You may have forgotten your credit card company login info and have to go through the “change password” stuff, or you may want to watch your bank account like a hawk after setting up automatic transfers to savings.
However, if you can just power through the first awkward phase of change, you’ll likely have an easier time maintaining the change afterward.
3. Create Systems to Make Changes (Almost) Automatic
Systems are the “automatic” way to help you stick to your financial goals.
The simplest system is financial automation. You can automate bill pay, saving, investing and debt repayment with ease these days.
But systems don’t end there. You also can create systems in other areas of your financial life.
Maybe you plan your meals each week before grocery shopping to cut your grocery spending. Maybe you have a weekly reminder on your phone to check your bank accounts and pay bills. Maybe you take out a specific spending amount for the week so that you don’t overspend.
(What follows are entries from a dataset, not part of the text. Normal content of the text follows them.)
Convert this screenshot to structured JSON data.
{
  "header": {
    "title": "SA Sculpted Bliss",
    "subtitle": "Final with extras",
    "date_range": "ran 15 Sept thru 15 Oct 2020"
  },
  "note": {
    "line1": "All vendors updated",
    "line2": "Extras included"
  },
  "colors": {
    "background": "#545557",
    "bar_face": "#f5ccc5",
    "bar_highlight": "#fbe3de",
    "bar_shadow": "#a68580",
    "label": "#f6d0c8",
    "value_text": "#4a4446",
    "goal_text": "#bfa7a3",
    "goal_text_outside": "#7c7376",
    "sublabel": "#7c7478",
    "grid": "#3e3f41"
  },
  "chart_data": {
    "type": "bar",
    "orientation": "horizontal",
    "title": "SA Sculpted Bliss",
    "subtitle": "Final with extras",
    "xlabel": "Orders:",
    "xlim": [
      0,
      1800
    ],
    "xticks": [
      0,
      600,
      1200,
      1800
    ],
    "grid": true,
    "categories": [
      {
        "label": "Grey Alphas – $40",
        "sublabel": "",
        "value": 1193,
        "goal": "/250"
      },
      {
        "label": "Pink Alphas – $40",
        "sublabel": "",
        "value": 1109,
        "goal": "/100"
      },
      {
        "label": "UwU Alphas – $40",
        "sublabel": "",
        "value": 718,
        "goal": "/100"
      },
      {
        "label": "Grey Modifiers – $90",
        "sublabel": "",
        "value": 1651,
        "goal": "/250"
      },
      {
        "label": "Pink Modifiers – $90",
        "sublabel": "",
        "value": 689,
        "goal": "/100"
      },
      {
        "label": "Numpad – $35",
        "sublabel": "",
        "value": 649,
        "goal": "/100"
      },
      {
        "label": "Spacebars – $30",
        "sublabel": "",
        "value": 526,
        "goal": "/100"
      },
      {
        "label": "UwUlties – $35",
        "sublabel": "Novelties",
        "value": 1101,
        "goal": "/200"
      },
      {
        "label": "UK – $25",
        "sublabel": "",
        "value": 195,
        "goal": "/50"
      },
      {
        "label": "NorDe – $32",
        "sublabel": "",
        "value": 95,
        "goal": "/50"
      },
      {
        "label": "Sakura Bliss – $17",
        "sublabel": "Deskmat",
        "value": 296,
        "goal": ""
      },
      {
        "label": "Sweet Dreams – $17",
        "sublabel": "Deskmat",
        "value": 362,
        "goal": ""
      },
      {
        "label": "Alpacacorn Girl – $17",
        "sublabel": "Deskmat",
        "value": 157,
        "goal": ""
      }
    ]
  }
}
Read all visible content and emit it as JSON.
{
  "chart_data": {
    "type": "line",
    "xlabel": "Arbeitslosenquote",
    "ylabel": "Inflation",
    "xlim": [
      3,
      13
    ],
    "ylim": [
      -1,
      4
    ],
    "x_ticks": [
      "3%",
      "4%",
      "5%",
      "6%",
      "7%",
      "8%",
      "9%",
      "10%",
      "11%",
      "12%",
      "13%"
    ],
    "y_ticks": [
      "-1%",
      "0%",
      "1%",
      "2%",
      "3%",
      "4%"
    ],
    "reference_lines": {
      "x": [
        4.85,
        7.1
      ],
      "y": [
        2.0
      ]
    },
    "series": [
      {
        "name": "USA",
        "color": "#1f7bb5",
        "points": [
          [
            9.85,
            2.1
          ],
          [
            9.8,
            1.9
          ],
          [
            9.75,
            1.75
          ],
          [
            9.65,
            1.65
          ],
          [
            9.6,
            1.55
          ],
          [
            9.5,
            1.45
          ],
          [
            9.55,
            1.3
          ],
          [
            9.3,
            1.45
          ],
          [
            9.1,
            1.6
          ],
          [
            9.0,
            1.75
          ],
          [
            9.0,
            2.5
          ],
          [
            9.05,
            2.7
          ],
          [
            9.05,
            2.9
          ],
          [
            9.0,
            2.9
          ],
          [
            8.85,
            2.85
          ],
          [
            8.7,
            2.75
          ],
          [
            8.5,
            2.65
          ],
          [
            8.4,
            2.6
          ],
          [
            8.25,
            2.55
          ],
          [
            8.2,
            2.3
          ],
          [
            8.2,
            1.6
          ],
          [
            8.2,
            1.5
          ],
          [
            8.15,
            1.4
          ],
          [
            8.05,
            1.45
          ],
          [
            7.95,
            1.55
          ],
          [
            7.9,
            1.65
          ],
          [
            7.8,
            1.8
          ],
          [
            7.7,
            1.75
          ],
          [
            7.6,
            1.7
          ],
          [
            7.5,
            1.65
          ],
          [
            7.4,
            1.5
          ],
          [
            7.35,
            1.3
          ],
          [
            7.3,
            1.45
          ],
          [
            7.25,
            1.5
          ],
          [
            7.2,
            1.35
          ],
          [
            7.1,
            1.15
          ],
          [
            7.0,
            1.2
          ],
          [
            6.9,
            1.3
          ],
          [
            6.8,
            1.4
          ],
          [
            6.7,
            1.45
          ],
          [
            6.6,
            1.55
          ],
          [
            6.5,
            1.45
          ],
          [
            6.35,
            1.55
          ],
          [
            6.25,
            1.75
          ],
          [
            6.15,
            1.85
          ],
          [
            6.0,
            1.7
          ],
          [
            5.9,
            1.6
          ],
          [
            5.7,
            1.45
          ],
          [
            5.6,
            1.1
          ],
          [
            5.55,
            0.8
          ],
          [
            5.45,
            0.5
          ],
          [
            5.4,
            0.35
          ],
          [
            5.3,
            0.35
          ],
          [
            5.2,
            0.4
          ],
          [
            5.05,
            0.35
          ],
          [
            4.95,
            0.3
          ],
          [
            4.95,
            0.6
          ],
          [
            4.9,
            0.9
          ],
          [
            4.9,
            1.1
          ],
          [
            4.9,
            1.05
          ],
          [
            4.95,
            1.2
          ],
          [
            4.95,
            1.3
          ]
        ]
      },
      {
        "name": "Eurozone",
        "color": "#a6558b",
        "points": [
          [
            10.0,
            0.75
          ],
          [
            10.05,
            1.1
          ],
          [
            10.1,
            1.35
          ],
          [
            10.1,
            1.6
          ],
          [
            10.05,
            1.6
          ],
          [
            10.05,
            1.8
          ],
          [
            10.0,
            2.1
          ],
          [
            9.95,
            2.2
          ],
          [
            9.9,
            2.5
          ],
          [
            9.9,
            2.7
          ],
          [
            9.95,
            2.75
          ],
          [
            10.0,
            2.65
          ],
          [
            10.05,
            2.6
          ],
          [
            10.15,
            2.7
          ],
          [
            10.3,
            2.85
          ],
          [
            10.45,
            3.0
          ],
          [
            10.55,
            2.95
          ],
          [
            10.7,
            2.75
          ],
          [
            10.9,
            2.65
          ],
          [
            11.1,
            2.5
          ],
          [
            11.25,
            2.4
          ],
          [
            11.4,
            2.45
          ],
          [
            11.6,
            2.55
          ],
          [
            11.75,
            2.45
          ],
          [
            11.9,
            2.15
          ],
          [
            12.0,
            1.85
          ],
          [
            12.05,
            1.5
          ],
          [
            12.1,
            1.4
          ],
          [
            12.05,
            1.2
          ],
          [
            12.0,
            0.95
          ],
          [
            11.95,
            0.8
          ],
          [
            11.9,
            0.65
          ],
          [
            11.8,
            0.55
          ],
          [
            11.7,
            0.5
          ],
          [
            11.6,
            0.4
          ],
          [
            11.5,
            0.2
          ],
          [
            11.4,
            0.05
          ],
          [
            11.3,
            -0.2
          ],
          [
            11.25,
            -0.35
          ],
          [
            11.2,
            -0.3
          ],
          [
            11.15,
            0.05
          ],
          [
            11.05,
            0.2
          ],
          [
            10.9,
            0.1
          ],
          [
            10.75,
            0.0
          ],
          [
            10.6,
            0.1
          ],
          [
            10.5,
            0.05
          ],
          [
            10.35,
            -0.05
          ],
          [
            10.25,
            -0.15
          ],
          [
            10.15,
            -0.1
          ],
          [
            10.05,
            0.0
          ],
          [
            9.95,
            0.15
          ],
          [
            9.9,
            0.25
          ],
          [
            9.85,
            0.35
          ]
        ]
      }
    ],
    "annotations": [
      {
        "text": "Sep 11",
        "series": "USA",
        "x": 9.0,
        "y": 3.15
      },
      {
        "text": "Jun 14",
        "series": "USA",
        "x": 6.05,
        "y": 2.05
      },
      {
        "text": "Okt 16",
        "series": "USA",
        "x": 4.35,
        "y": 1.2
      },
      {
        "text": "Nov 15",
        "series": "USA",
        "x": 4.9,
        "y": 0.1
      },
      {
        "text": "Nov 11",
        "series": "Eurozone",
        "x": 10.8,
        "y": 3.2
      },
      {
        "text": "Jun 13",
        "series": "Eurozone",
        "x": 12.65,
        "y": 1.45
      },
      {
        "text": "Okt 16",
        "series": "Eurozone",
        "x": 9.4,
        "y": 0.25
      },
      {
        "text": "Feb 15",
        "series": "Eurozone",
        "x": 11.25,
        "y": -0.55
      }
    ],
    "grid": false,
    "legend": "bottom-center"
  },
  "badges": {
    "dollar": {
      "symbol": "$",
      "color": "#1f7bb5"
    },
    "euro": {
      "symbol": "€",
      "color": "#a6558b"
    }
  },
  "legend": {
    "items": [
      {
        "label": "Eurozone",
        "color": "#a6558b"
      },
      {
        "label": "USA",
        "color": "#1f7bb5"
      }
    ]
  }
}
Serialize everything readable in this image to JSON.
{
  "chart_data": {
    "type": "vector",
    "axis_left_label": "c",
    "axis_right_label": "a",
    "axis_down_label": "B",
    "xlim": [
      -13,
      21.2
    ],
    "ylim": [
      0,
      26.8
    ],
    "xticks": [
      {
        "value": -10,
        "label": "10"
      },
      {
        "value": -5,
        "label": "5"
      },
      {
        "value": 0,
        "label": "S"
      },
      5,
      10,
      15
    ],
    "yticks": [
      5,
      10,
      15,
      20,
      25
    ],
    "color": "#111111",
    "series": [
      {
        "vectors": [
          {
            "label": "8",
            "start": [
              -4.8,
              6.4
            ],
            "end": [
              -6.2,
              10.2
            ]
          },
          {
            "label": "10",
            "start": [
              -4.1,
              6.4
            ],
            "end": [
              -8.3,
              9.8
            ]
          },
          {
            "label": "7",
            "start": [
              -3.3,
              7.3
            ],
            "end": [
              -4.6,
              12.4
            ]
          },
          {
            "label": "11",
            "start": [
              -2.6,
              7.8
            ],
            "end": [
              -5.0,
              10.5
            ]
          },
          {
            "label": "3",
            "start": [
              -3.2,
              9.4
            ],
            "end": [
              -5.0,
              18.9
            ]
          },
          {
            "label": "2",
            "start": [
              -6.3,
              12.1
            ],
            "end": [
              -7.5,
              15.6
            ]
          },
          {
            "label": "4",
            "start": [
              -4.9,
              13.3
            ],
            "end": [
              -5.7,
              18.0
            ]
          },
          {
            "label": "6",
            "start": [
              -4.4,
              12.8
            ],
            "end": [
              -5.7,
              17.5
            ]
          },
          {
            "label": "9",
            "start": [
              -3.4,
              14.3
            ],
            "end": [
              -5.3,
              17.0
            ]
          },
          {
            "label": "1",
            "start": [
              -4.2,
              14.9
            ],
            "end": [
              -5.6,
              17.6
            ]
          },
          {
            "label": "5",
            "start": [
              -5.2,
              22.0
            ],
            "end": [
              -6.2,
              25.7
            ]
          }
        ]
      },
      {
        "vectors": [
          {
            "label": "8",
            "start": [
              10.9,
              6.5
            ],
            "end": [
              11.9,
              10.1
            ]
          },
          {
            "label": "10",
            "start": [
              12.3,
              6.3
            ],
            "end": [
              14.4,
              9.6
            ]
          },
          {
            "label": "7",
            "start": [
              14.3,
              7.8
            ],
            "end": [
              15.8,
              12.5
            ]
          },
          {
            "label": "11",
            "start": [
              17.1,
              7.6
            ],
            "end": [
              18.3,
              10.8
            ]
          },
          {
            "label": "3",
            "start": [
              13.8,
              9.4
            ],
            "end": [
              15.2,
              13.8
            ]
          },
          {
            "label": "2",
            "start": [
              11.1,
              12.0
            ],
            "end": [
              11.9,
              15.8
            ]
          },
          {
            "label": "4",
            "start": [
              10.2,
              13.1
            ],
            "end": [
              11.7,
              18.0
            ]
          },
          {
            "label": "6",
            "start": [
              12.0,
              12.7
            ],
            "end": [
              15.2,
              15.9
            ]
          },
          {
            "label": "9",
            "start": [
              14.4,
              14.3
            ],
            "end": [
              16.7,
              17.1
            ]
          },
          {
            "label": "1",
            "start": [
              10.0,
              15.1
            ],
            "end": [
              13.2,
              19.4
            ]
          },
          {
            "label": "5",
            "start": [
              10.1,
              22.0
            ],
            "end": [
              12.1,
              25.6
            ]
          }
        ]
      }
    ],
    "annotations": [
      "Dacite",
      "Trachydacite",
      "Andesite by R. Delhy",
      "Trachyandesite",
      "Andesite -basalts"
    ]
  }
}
Systems make change automatic and sustainable, so seek them out everywhere.
(They also limit the need for willpower–saving you time and energy!)
4. Re-wire Your Habits by Rewarding Yourself
You know how you’ll justify buying something because you get credit card rewards points? You should have your own set of reward points for doing good things for your finances, too.
Around 40% of our daily actions everyday habits–not decisions.
In that regard, you’re likely “stuck” in a few automatic habits that get in the way of your financial success. In order to re-wire those habits, you’ll have to find what triggers the bad habit, change that pattern, and reward yourself for the new behavior.
For example, if you go months without checking your bank account. when you do something as small as logging in once per week, reward yourself for it.
Or, if you tend to get takeout when you have food in the fridge, reward yourself for a homemade meal.
You’ll start creating the positive feedback loops in your brain that say, “when I do this new thing, I get rewarded for it.”
This isn’t woo-woo life-coach stuff here, this is the way your brain builds and sustains new habits.
What to reward yourself with? I like flowers and chocolate, but something else may call you!
Inevitably, when making any big financial changes, you’ll come across moments or situations where you won’t want to, or won’t be able to sustain the change.
Maybe you can’t put as much money into your savings or debt as you thought you could. Maybe you have a *thing* that forces you to spend more than you’d like. It’s life.
Instead of declaring yourself “bad with money” and throwing in the towel, drop back into a slower pace of change. Save a little less. Pay off a little less debt. But keep doing what you know is right for the long-term.
All progress is forward progress.
I hope you’ll find some of these mindset strategies helpful in making financial changes that last. Do one thing at a time, try creating systems that “automatically” keep you on track, and reward yourself for your hard work.
So with that–what are you changing? Which of these tactics can you use to stay on track?